Matt Young
Matt Young

Reputation: 73

Issues compiling C++ 11 code from a remote host

I'm trying to compile C++ 11 code on a server running Ubuntu from my home computer using Putty. I'm using a makefile to compile and include shared pointers in the code, but it gives me this error:

/usr/include/c++/4.8/bits/c++0x_warning.h:32:2: error: #error This file requires compiler and library support for the ISO C++ 2011 standard. This support is currently experimental, and must be enabled with the -std=c++11 or -std=gnu++11 compiler options.

However, when I try to compile the code from the server hosting the files (when I'm at university), it compiles perfectly. Here is my makefile:

all: huffmandriver.o huffmannode.o huffmantree.o
    g++ -o huffencode huffmandriver.o huffmannode.o huffmantree.o -std=c++11

huffmannode.o: huffmannode.cpp huffmannode.h
    g++ -c huffmannode.cpp -std=c++11

huffmantree.o: huffmantree.cpp huffmantree.h
    g++ -c huffmantree.cpp -std=c++11

clean:
    @rm -f *.o
    @rm -f huffencode

I have also tried adding the flags -stdlib=libc++ -std=gnu++, but that does not work either.
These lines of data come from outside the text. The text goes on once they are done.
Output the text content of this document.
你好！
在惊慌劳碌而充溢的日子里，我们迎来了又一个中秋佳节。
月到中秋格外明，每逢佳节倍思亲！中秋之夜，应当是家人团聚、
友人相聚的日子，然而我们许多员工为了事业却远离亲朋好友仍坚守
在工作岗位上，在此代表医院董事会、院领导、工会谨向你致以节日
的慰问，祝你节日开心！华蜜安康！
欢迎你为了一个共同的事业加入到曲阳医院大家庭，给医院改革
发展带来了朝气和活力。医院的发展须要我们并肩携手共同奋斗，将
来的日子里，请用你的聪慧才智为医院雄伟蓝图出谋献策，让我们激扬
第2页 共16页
Here is a snippet of the code where the error is being thrown:

// Huffman Node class header

#ifndef HUFFMANNODE_H
#define HUFFMANNODE_H

#include <memory>
#include <string>

namespace YNGMAT005 {

class HuffmanNode {
    private:
        std::shared_ptr<HuffmanNode> left;
        std::shared_ptr<HuffmanNode> right;
        std::shared_ptr<HuffmanNode> parent;
        std::string letter;
        int frequency;

    public:
        HuffmanNode(std::string l, int freq);
        ~HuffmanNode();
        std::shared_ptr<HuffmanNode> & get_left();
        std::shared_ptr<HuffmanNode> & get_right();
        std::shared_ptr<HuffmanNode> & get_parent();
        void set_left(std::shared_ptr<HuffmanNode> & l);
        void set_right(std::shared_ptr<HuffmanNode> & r);
        bool has_left();
        bool has_right();
        void set_parent(std::shared_ptr<HuffmanNode> & p);
        bool has_parent();
        std::string get_letter();
        int get_frequency();
    };

}

#endif

Many thanks!

Upvotes: 1

Views: 313

Answers (2)

Daniel Trebbien
Daniel Trebbien

Reputation: 39218

You might need to compile huffmandriver.cpp with -std=c++11 as well. Currently, you have rules for compiling huffmannode.cpp and huffmantree.cpp with the -std=c++11 compiler option, but not huffmandriver.cpp.

You can create a custom pattern rule for making .o files from .cpp files and specifying the header dependencies like so:

huffmannode.o: huffmannode.h

huffmantree.o: huffmantree.h

%.o: %.cpp
    g++ -std=c++11 -c -march=native -o $@ $<

An alternative approach is to define the CXXFLAGS implicit variable to -std=c++11. This way, the built-in rule$(CXX) $(CPPFLAGS) $(CXXFLAGS) -c’ for compiling C++ source files will use the -std=c++11 compiler option.

Upvotes: 2

Marcelo Cantos
Marcelo Cantos

Reputation: 185988

I don't know why you're seeing different behaviour from a different login context (check which g++; g++ --version on both and see if your .profile, .bash_profile or .bashrc does anything weird based on ssh-vs-local login).

Nonetheless, you should be able to getting it working in both settings by providing -std=c++11 to the default rule for .cpp to .o thus:

CXXFLAGS = -std=c++11

Additionally, (shamelessly stealing from Daniel's answer) you can remove the explicit rules for the other .cpp files, just leaving the .h dependencies:

huffmannode.o: huffmannode.h

huffmantree.o: huffmantree.h

These will then automatically pick up the CXXFLAGS setting.